Intervento

Alberi tagliati: del polmone verde in centro rimane una catasta di tronchi

L'area è destinata a ospitare una palazzina di quattro piani e un parcheggio a uso pubblico.

Alberi tagliati: del polmone verde in centro rimane una catasta di tronchi

La denuncia del Circolo ambiente “Ilaria Alpi” che parla di scempio ambientale con decine di piante abbattute. Molte di loro apparentemente sane. La vicenda sta tenendo banco da giorni in via Volta a Erba, da quando lunedì è iniziata l’opera di taglio

Una situazione sottoposta anche alla Soprintendenza

Non si fa attendere l’attacco del Circolo ambiente “Ilaria Alpi” dopo l’abbattimento di un parco all’interno di una proprietà privata per permettere la realizzazione di una palazzina di quattro piani e un parcheggio che verrà ceduto al Comune. Da subito era stata denunciata la situazione, contro cui nulla era stato possibile fare poiché l’intera operazione aveva l’autorizzazione dell’Amministrazione comunale. Il Circolo ambiente aveva anche sollecitato la Soprintendenza  per ottenere un parere in merito alla vicenda.

“L’auspicio che l’Amministrazione comunale abbia valutato con attenzione il progetto”
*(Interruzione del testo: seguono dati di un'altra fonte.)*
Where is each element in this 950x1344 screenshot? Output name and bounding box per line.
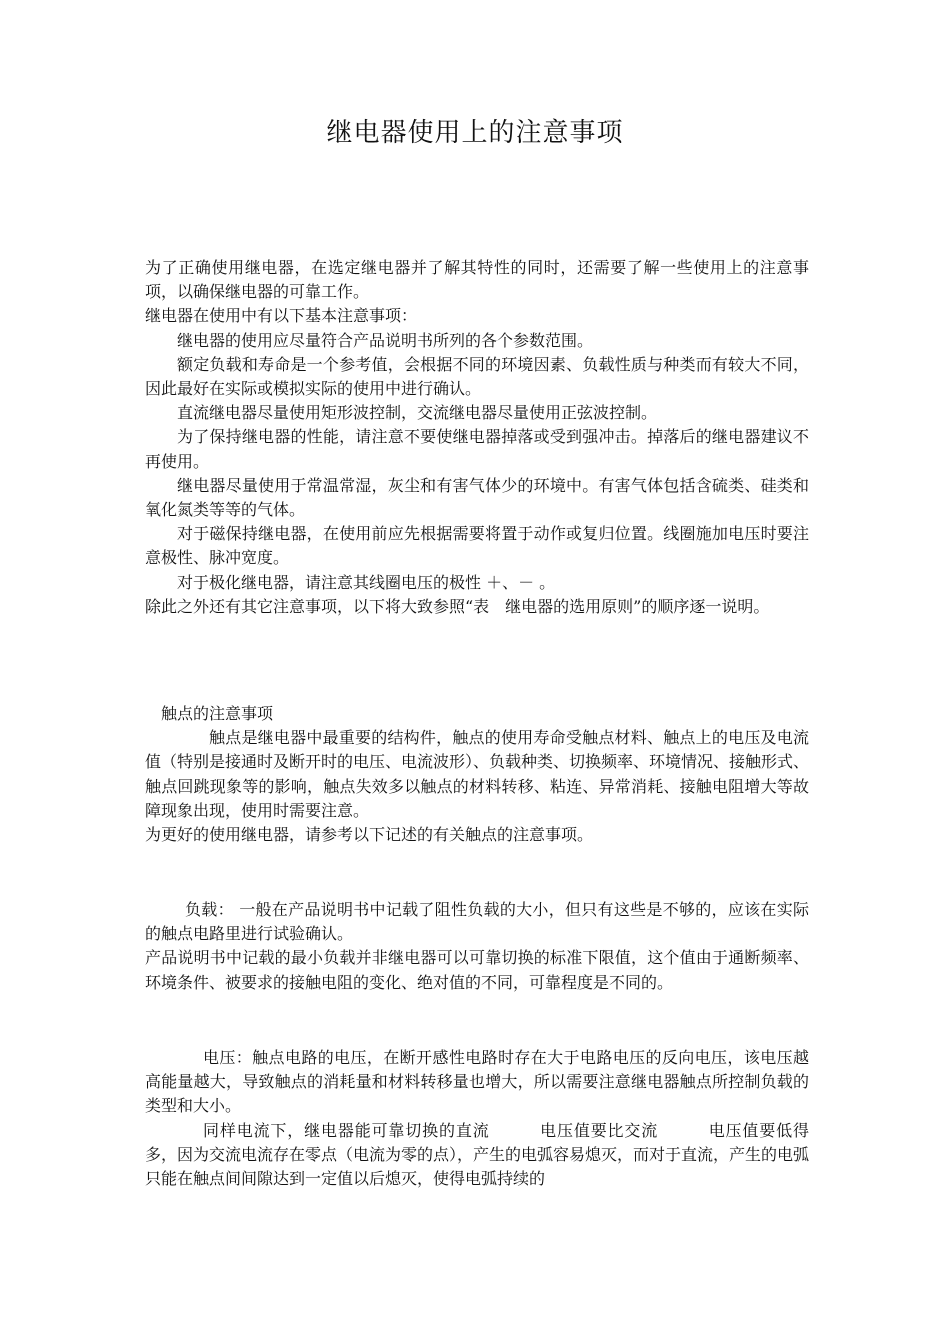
- voltage-section: [145, 1046, 809, 1191]
- list-item: 额定负载和寿命是一个参考值，会根据不同的环境因素、负载性质与种类而有较大不同，因此最好在实际或模拟实际的使用中进行确认。: [145, 354, 809, 399]
- contact-section: [145, 702, 809, 847]
- contact-paragraph: 触点是继电器中最重要的结构件，触点的使用寿命受触点材料、触点上的电压及电流值（特别是接通时及断开时的电压、电流波形）、负载种类、切换频率、环境情况、接触形式、触点回跳现象等的影响，触点失效多以触点的材料转移、粘连、异常消耗、接触电阻增大等故障现象出现，使用时需要注意。: [145, 728, 810, 820]
- section-heading: 触点的注意事项: [161, 704, 274, 723]
- voltage-paragraph: 电压：触点电路的电压，在断开感性电路时存在大于电路电压的反向电压，该电压越高能量越大，导致触点的消耗量和材料转移量也增大，所以需要注意继电器触点所控制负载的类型和大小。: [145, 1048, 809, 1116]
- list-item: 对于磁保持继电器，在使用前应先根据需要将置于动作或复归位置。线圈施加电压时要注意极性、脉冲宽度。: [145, 524, 809, 568]
- load-paragraph: 产品说明书中记载的最小负载并非继电器可以可靠切换的标准下限值，这个值由于通断频率、环境条件、被要求的接触电阻的变化、绝对值的不同，可靠程度是不同的。: [145, 948, 809, 992]
- intro-paragraph: 继电器在使用中有以下基本注意事项：: [145, 306, 418, 326]
- load-section: [145, 898, 809, 995]
- list-item: 直流继电器尽量使用矩形波控制，交流继电器尽量使用正弦波控制。: [177, 403, 658, 423]
- intro-end-paragraph: 除此之外还有其它注意事项，以下将大致参照“表 继电器的选用原则”的顺序逐一说明。: [145, 596, 770, 616]
- intro-paragraph: 为了正确使用继电器，在选定继电器并了解其特性的同时，还需要了解一些使用上的注意事项，以确保继电器的可靠工作。: [145, 258, 809, 302]
- document-title: 继电器使用上的注意事项: [326, 118, 624, 148]
- intro-section: [145, 256, 809, 619]
- load-paragraph: 负载： 一般在产品说明书中记载了阻性负载的大小，但只有这些是不够的，应该在实际的触点电路里进行试验确认。: [145, 900, 809, 944]
- voltage-paragraph: 同样电流下，继电器能可靠切换的直流 电压值要比交流 电压值要低得多，因为交流电流存在零点（电流为零的点），产生的电弧容易熄灭，而对于直流，产生的电弧只能在触点间间隙达到一定值以后熄灭，使得电弧持续的: [145, 1120, 810, 1189]
- list-item: 对于极化继电器，请注意其线圈电压的极性 ＋、－ 。: [177, 572, 556, 592]
- list-item: 继电器的使用应尽量符合产品说明书所列的各个参数范围。: [177, 330, 594, 350]
- list-item: 为了保持继电器的性能，请注意不要使继电器掉落或受到强冲击。掉落后的继电器建议不再使用。: [145, 427, 809, 471]
- list-item: 继电器尽量使用于常温常湿，灰尘和有害气体少的环境中。有害气体包括含硫类、硅类和氧化氮类等等的气体。: [145, 475, 809, 520]
- contact-note: 为更好的使用继电器，请参考以下记述的有关触点的注意事项。: [145, 825, 594, 845]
Non si è fatta attendere la risposta della Soprintendenza alla segnalazione, come spiegano dal Circolo ambiente “Ilaria Alpi”:

“Il Soprintendente afferma di non avere competenza sul progetto, essendo l’area non vincolata dal punto di vista paesaggistico. Ma auspica che la commissione comunale per il Paesaggio abbia valutato con attenzione il progetto. Auspicio forse mal riposto, visto che la commissione comunale si è limitata a dare parere favorevole avendo classificato il progetto con “giudizio d’impatto neutro”, ignorando quindi la cancellazione e cementificazione dello storico parco alberato! La Soprintendenza prosegue poi auspicando che la stessa commissione comunale “abbia tenuto in debita considerazione tematiche quali la possibilità di conservare in sito alberature significative e di pregio (piantumate in prevalenza a partire dagli anni Settanta/Ottanta del Novecento) sulla base di un censimento delle stesse – e quella di prevederne un’adeguata compensazione in caso di abbattimento”. Da ciò che sappiamo, la compensazione delle alberature avverrà solo in parte, con i soliti piccoli alberelli che faranno da contorno all’asfalto del nuovo parcheggio! Nulla a che vedere con gli alberi di alto fusto tagliati nei giorni scorsi. Infine la risposta del Soprintendente conclude auspicando “di mantenere in essere tratti del muro di cinta dell’area in particolare lungo la Via Volta, arteria tracciata tra metà e fine Ottocento”. Resta l’amaro in bocca per uno scempio ambientale che si poteva evitare, se solo il Sindaco e la Giunta di Erba avessero avuto a cuore la tutela degli alberi e del verde, anziché riempire il territorio di cemento e asfalto!”.